3.2 Purification and identification of compound A
Succeeding to the above finding, we used the Agilent semi-preparative
HPLC equipped with a preparative column (Kromasil) for the initial
purification of the target compound (compound A ). An eluent
tube was collected every 0.2~0.3 min, and the
preparative liquid chromatogram was shown in Fig. 2a. The eluent
collected at 22.4, 23.1, 24.1 and 26.3 min (Fig. 2a inset) was analyzed
by analytical HPLC, and it was found that the fractions around Rt
22.4~24.1 mainly contained compound A , while
the fraction at Rt 26.3 mainly had interference compounds (Fig. 2b). The
crude product was obtained by combining those fractions between
22.4~24.1 min of Rt. Then, the collection was further
subjected to Agilent semi-preparative HPLC equipped with a preparative
Hypesil ODS-BP column. The eluent fractions between
20.2~22.5 min were again collected every 0.2 min (Fig.
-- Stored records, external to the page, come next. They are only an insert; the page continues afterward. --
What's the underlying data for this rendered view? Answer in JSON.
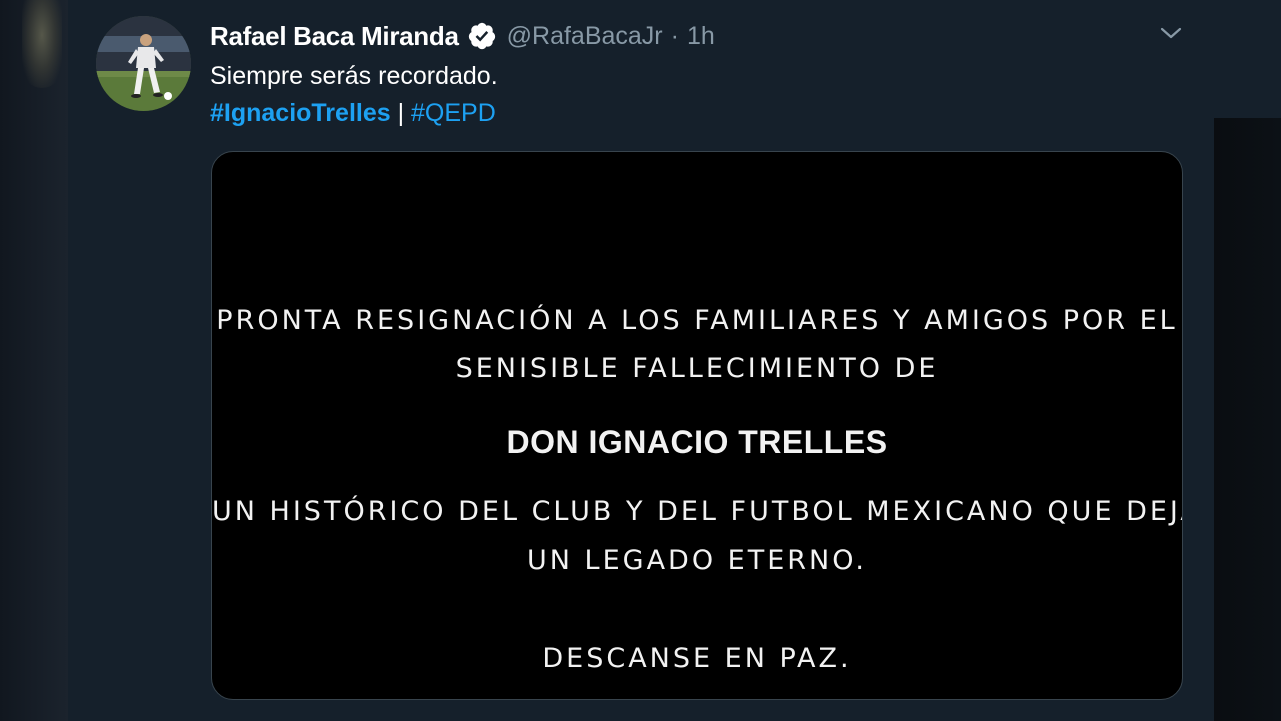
{
  "tweet": {
    "author": {
      "display_name": "Rafael Baca Miranda",
      "handle": "@RafaBacaJr",
      "verified": true,
      "avatar_icon": "player-avatar"
    },
    "time": "1h",
    "separator_dot": "·",
    "text_line1": "Siempre serás recordado.",
    "hashtags": [
      {
        "label": "#IgnacioTrelles"
      },
      {
        "label": "#QEPD"
      }
    ],
    "hashtag_separator": " | ",
    "menu_icon": "chevron-down-icon",
    "colors": {
      "background": "#15202b",
      "link": "#1da1f2",
      "secondary_text": "#8899a6",
      "card_bg": "#000000"
    },
    "media": {
      "line1": "PRONTA RESIGNACIÓN A LOS FAMILIARES Y AMIGOS POR EL",
      "line2": "SENISIBLE FALLECIMIENTO DE",
      "line3": "DON IGNACIO TRELLES",
      "line4": "UN HISTÓRICO DEL CLUB Y DEL FUTBOL MEXICANO QUE DEJA",
      "line5": "UN LEGADO ETERNO.",
      "line6": "DESCANSE EN PAZ."
    }
  }
}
2c), and detected by analytical HPLC. It was seen that the fractions at
Rt 20.2 min or 22.5 min are impurities (Fig. 2d). The eluent around Rt
21.2 min was collected. After the removal of methanol and water by
rotary evaporation and freeze-drying, finally 2.4 mg purified compoundA was obtained.
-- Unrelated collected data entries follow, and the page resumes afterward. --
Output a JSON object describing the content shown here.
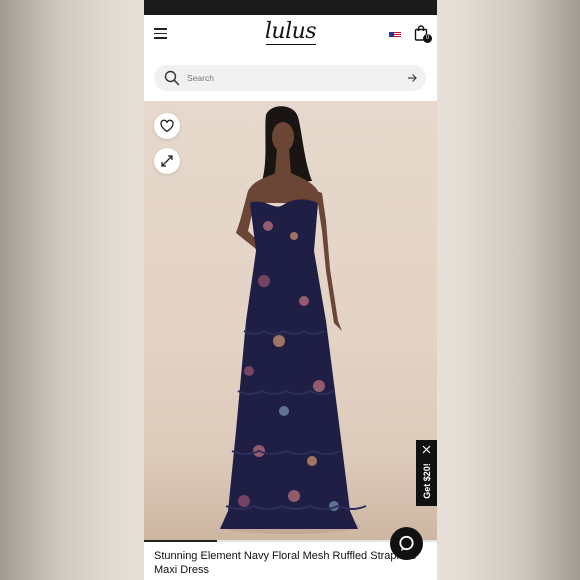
{
  "header": {
    "logo_text": "lulus",
    "cart_count": "0",
    "icons": [
      "hamburger-menu-icon",
      "us-flag-icon",
      "shopping-bag-icon"
    ]
  },
  "search": {
    "placeholder": "Search",
    "icons": [
      "search-icon",
      "arrow-right-icon"
    ]
  },
  "product": {
    "title": "Stunning Element Navy Floral Mesh Ruffled Strapless Maxi Dress",
    "image_progress": 0.25,
    "actions": [
      "heart-icon",
      "expand-icon"
    ]
  },
  "promo": {
    "label": "Get $20!",
    "icons": [
      "close-icon"
    ]
  },
  "chat": {
    "icon": "chat-bubble-icon"
  },
  "colors": {
    "promo_bg": "#111111",
    "dress": "#1f1f45"
  }
}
To determine the chemical structure of compound A , we did
various NMR analyses besides LC-MS/MS. The 1H-NMR and13C-NMR spectra of compound A (Table 1, Fig.
S2 and S3) indicated six methyl groups and one hydroxymethyl group,
while the substrate HLDOA has seven methyl groups and no hydroxymethyl
group. The fact showed that compound A was a hydroxylated
product of a methyl group of HLDOA. Comparing these spectroscopic data
with those of HLDOA (Wang et al., 2018), the shift values of C-28 and
C-29, both of which are connected to C-4 carbon atom, are significantly
different (Table 1), suggesting that one of the two methyl groups was
hydroxylated. The NOESY (nuclear overhauser effect spectroscopy)
spectrum data of compound A revealed that 3-β-OH interacted
with 29-β-CH3, but did not with 28-CH2OH
(Fig. 3a), indicating that the orientation of hydroxylated methyl group
and 3-β-OH was different, that is, the hydroxylation reaction occurred
at the 28-α-CH3 of HLDOA. Integrated with the data of
distortionless enhancement by polarization transfer (DEPT) spectra,
heteronuclear multiple-bond correlation (HMBC), heteronuclear single
quantum coherence (HSQC) and homonuclear correlation spectroscopy (COSY)
(Fig. S4, S5, S6 and S7), the structure of compound A was
finally determined to be 3,28-dihydroxy-lanosta-8, 24-dien-26-oic acid
(DHLDOA) (Fig. 3b), whose structure has not yet been reported.